Hatch refused to say whether any of the judges' past use includes
cocaine. And he did not want to talk about how the standards for
evaluating judges may differ from those for politicians.

Texas Gov. George W. Bush's presidential campaign has been dogged by
questions about whether Bush used drugs in his younger years, though
no one has produced any evidence or made any credible allegations of
illegal drug use by him.

Hatch based his statement on information gathered from FBI files of
judicial candidates. He has access to the files as chairman of the
Judiciary Committee. "This is for very high administration officials,
including all federal judges. You'd be shocked by how many of them
have used drugs in their earlier lives," he said. "Now, if I thought
that was disqualifying, because somebody made a mistake earlier in
their lifetime, we wouldn't be putting through a lot of these judges."

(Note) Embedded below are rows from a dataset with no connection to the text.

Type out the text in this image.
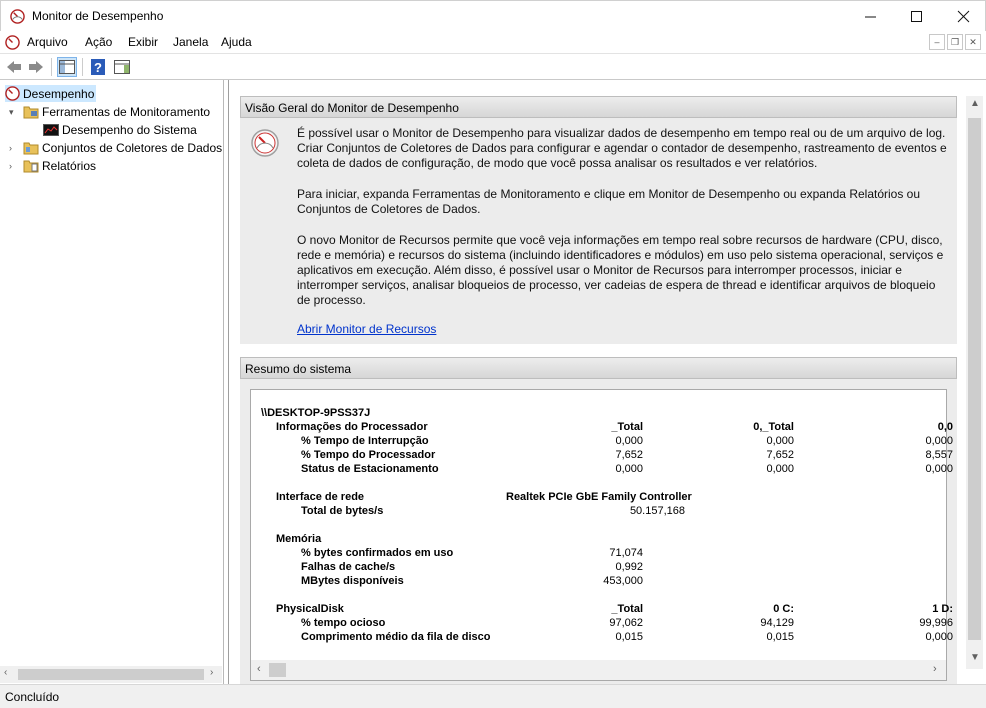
Monitor de Desempenho
Arquivo Ação Exibir Janela Ajuda	– ❐ ✕
?
Desempenho
▾	Ferramentas de Monitoramento
Desempenho do Sistema
›	Conjuntos de Coletores de Dados
›	Relatórios
‹	›
Visão Geral do Monitor de Desempenho
É possível usar o Monitor de Desempenho para visualizar dados de desempenho em tempo real ou de um arquivo de log. Criar Conjuntos de Coletores de Dados para configurar e agendar o contador de desempenho, rastreamento de eventos e coleta de dados de configuração, de modo que você possa analisar os resultados e ver relatórios.
Para iniciar, expanda Ferramentas de Monitoramento e clique em Monitor de Desempenho ou expanda Relatórios ou Conjuntos de Coletores de Dados.
O novo Monitor de Recursos permite que você veja informações em tempo real sobre recursos de hardware (CPU, disco, rede e memória) e recursos do sistema (incluindo identificadores e módulos) em uso pelo sistema operacional, serviços e aplicativos em execução. Além disso, é possível usar o Monitor de Recursos para interromper processos, iniciar e interromper serviços, analisar bloqueios de processo, ver cadeias de espera de thread e identificar arquivos de bloqueio de processo.
Abrir Monitor de Recursos
Resumo do sistema
\\DESKTOP-9PSS37J
Informações do Processador	_Total	0,_Total	0,0
% Tempo de Interrupção	0,000	0,000	0,000
% Tempo do Processador	7,652	7,652	8,557
Status de Estacionamento	0,000	0,000	0,000
Interface de rede	Realtek PCIe GbE Family Controller
Total de bytes/s	50.157,168
Memória
% bytes confirmados em uso	71,074
Falhas de cache/s	0,992
MBytes disponíveis	453,000
PhysicalDisk	_Total	0 C:	1 D:
% tempo ocioso	97,062	94,129	99,996
Comprimento médio da fila de disco	0,015	0,015	0,000
‹	›
▲
▼
Concluído
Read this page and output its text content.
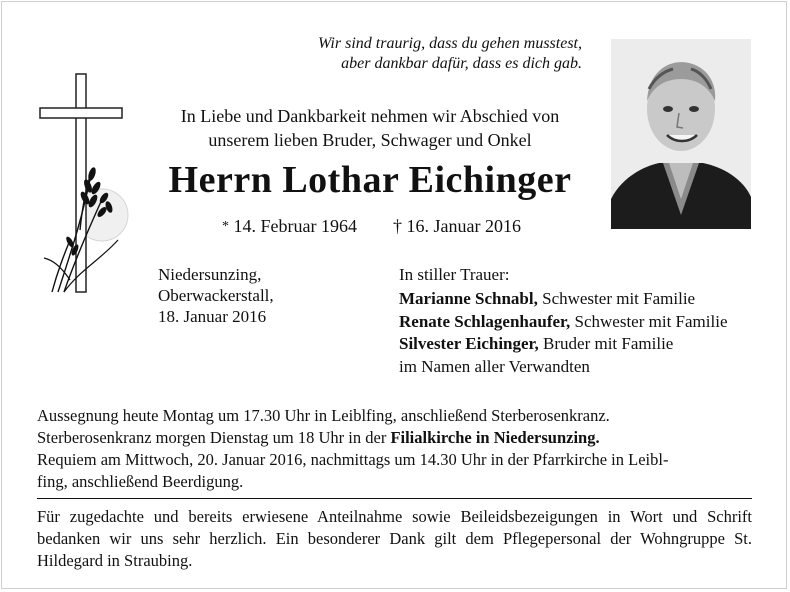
Wir sind traurig, dass du gehen musstest,
aber dankbar dafür, dass es dich gab.
In Liebe und Dankbarkeit nehmen wir Abschied von
unserem lieben Bruder, Schwager und Onkel
Herrn Lothar Eichinger
* 14. Februar 1964 † 16. Januar 2016
Niedersunzing,
Oberwackerstall,
18. Januar 2016
In stiller Trauer:
Marianne Schnabl, Schwester mit Familie
Renate Schlagenhaufer, Schwester mit Familie
Silvester Eichinger, Bruder mit Familie
im Namen aller Verwandten
Aussegnung heute Montag um 17.30 Uhr in Leiblfing, anschließend Sterberosenkranz.
Sterberosenkranz morgen Dienstag um 18 Uhr in der Filialkirche in Niedersunzing.
Requiem am Mittwoch, 20. Januar 2016, nachmittags um 14.30 Uhr in der Pfarrkirche in Leibl-
fing, anschließend Beerdigung.
Für zugedachte und bereits erwiesene Anteilnahme sowie Beileidsbezeigungen in Wort und Schrift bedanken wir uns sehr herzlich. Ein besonderer Dank gilt dem Pflegepersonal der Wohngruppe St. Hildegard in Straubing.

Hatch said he evaluates them based on "what they are today, not what
they were" and what they have done with their lives. Nevertheless, he
worries that federal judges who have used drugs can become lenient
when deciding drug cases.

"I'll tell you one thing that's wrong," he said. "You get a bunch of
federal judges on the district court bench, the trial court bench or
even the circuit court bench, who have used drugs, and know that it's
wrong now, and have changed their lives. Many of them still are more
tolerant of the usage of drugs by younger people because they did.
It's just a mind-set there that makes it even more mushy."

Hatch, who also is a candidate for the GOP presidential nomination,
has urged Bush to get the question of illegal drug use behind him by
speaking candidly. "He should answer those questions," Hatch said. "He
ought to answer them, and if he did take cocaine, he ought to say what
it was and get it behind him and say how he overcame it and what he
did to get his life straight."

Bush acknowledged he once drank heavily and made youthful "mistakes."
Pressed for more answers, he finally said he had not used illegal
drugs in the past 25 years but did not elaborate. Except for Bush, all
of the GOP candidates have said they have never used illegal drugs.

The Democratic rivals for the presidential nomination, Vice President
Al Gore and former Sen. Bill Bradley, have admitted experimenting with
marijuana as youths. Fueled by speculation about Bush, the question
of politicians' drug use has been much in the news lately. The White
House said Tuesday that President Clinton never used cocaine. A Rhode
Island Republican candidate for the U.S. Senate admitted Sunday trying
cocaine while a college student in the early 1970s.